O segundo aspecto será, paradoxalmente, o elitismo de Rebelo de Sousa. Marcelo acredita genuinamente que as elites desempenham um papel central na vida política de um país. Por vezes, quando o vemos entre as populações, notamos a confiança de quem acredita numa espécie de ordem natural social onde, apesar de uma proximidade calorosa, o povo e as elites não se confundem e cumprem papéis diferentes. Mas o elitismo de Marcelo é sui generis. Não é um elitismo de berço, nem de classe social, nem de educação, nem de riqueza. É um elitismo bem democrático, que inclui as classes dirigentes de todos os partidos e de todos os quadrantes. Marcelo gosta de conhecer toda a gente e de se dar bem com toda a gente. E, mais uma vez, fá-lo com simpatia natural. Mas os comportamentos sociais não se devem confundir com os valores políticos. A proximidade pessoal de Marcelo a figuras maiores da esquerda, nomeadamente o PM António Costa, não significa que não seja de direita. Há de resto um lado muito civilizado e liberal nesta atitude de Marcelo. As diferenças políticas não devem impedir boas relações pessoais. Marca de um democrata tolerante.

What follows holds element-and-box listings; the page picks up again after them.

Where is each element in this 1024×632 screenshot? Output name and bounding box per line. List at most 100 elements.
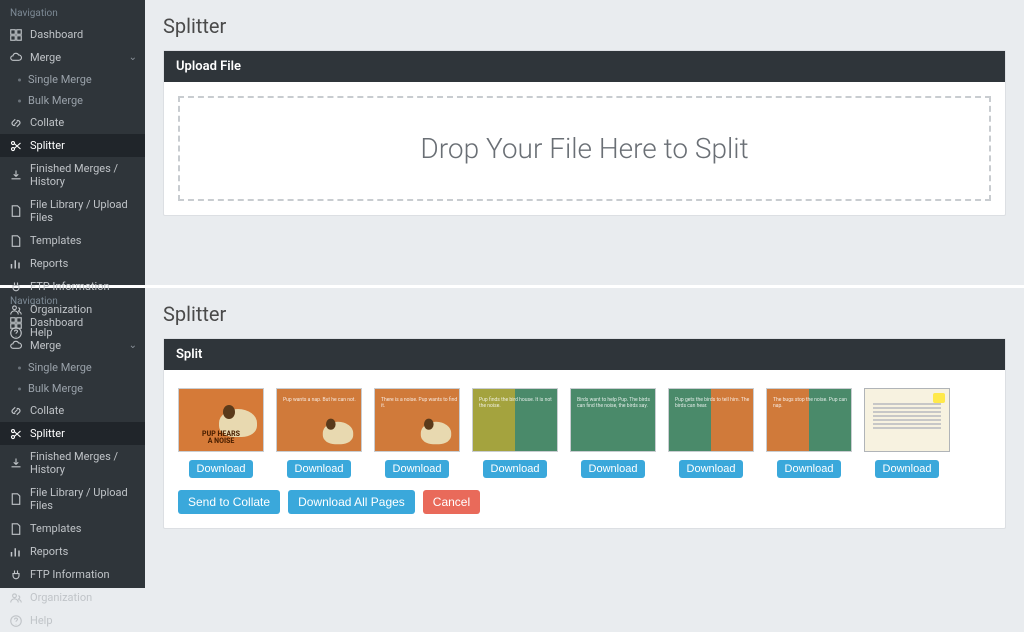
download-button[interactable]: Download (679, 460, 744, 478)
scissors-icon (10, 428, 22, 440)
sidebar-subitem-single-merge[interactable]: Single Merge (0, 357, 145, 378)
sidebar-item-merge[interactable]: Merge ⌄ (0, 334, 145, 357)
page-thumbnail[interactable]: The bugs stop the noise. Pup can nap. (766, 388, 852, 452)
sidebar-item-label: Dashboard (30, 316, 83, 329)
sidebar-item-dashboard[interactable]: Dashboard (0, 311, 145, 334)
sidebar-item-reports[interactable]: Reports (0, 540, 145, 563)
sidebar-item-label: FTP Information (30, 280, 110, 293)
download-all-button[interactable]: Download All Pages (288, 490, 415, 514)
sidebar-item-label: Organization (30, 591, 92, 604)
page-thumb-7: The bugs stop the noise. Pup can nap. Do… (766, 388, 852, 478)
sidebar-subitem-single-merge[interactable]: Single Merge (0, 69, 145, 90)
sidebar: Navigation Dashboard Merge ⌄ Single Merg… (0, 0, 145, 285)
sidebar-subitem-bulk-merge[interactable]: Bulk Merge (0, 90, 145, 111)
sidebar-item-dashboard[interactable]: Dashboard (0, 23, 145, 46)
download-button[interactable]: Download (581, 460, 646, 478)
sidebar-item-label: File Library / Upload Files (30, 486, 135, 512)
scissors-icon (10, 140, 22, 152)
sidebar-item-collate[interactable]: Collate (0, 399, 145, 422)
download-button[interactable]: Download (777, 460, 842, 478)
send-to-collate-button[interactable]: Send to Collate (178, 490, 280, 514)
question-icon (10, 615, 22, 627)
sidebar-item-merge[interactable]: Merge ⌄ (0, 46, 145, 69)
users-icon (10, 592, 22, 604)
sidebar-item-splitter[interactable]: Splitter (0, 422, 145, 445)
download-button[interactable]: Download (189, 460, 254, 478)
bar-icon (10, 258, 22, 270)
sidebar-item-label: Collate (30, 116, 64, 129)
sidebar-item-templates[interactable]: Templates (0, 229, 145, 252)
sidebar-item-label: Splitter (30, 427, 65, 440)
sidebar: Navigation Dashboard Merge ⌄ Single Merg… (0, 288, 145, 588)
page-thumbnail[interactable]: Birds want to help Pup. The birds can fi… (570, 388, 656, 452)
sidebar-item-label: Merge (30, 339, 61, 352)
card-header: Split (164, 339, 1005, 370)
file-icon (10, 493, 22, 505)
page-thumb-4: Pup finds the bird house. It is not the … (472, 388, 558, 478)
sidebar-item-ftp[interactable]: FTP Information (0, 275, 145, 298)
upload-card: Upload File Drop Your File Here to Split (163, 50, 1006, 216)
sidebar-item-label: FTP Information (30, 568, 110, 581)
page-thumbnail[interactable]: There is a noise. Pup wants to find it. (374, 388, 460, 452)
download-button[interactable]: Download (483, 460, 548, 478)
split-card: Split PUP HEARS A NOISE Download (163, 338, 1006, 529)
file-dropzone[interactable]: Drop Your File Here to Split (178, 96, 991, 201)
page-thumb-2: Pup wants a nap. But he can not. Downloa… (276, 388, 362, 478)
sidebar-item-label: Finished Merges / History (30, 162, 135, 188)
sidebar-item-label: Reports (30, 545, 68, 558)
sidebar-item-label: Collate (30, 404, 64, 417)
sidebar-item-label: Reports (30, 257, 68, 270)
cancel-button[interactable]: Cancel (423, 490, 480, 514)
cloud-icon (10, 52, 22, 64)
main-content: Splitter Split PUP HEARS A NOISE Downloa… (145, 288, 1024, 588)
sidebar-item-ftp[interactable]: FTP Information (0, 563, 145, 586)
page-thumb-3: There is a noise. Pup wants to find it. … (374, 388, 460, 478)
page-thumbnail[interactable] (864, 388, 950, 452)
sidebar-item-collate[interactable]: Collate (0, 111, 145, 134)
sidebar-item-label: Splitter (30, 139, 65, 152)
page-thumb-6: Pup gets the birds to tell him. The bird… (668, 388, 754, 478)
main-content: Splitter Upload File Drop Your File Here… (145, 0, 1024, 285)
sidebar-item-label: Help (30, 614, 53, 627)
sidebar-item-splitter[interactable]: Splitter (0, 134, 145, 157)
actions-row: Send to Collate Download All Pages Cance… (178, 490, 991, 514)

Marcelo é simplesmente um político de direita popular e que se dá bem com os políticos de esquerda. Foi sempre de direita. Nunca conheceu momentos de devaneios socialistas ou revolucionários. Não precisa assim de “virar à direita“. Já lá está. As direitas partidárias não deviam empurrá-lo para a esquerda. Será uma questão de tempo até as esquerdas começarem a atacá-lo por ser um Presidente de direita. E, nessa altura, as direitas terão que o defender, apesar das divergências actuais.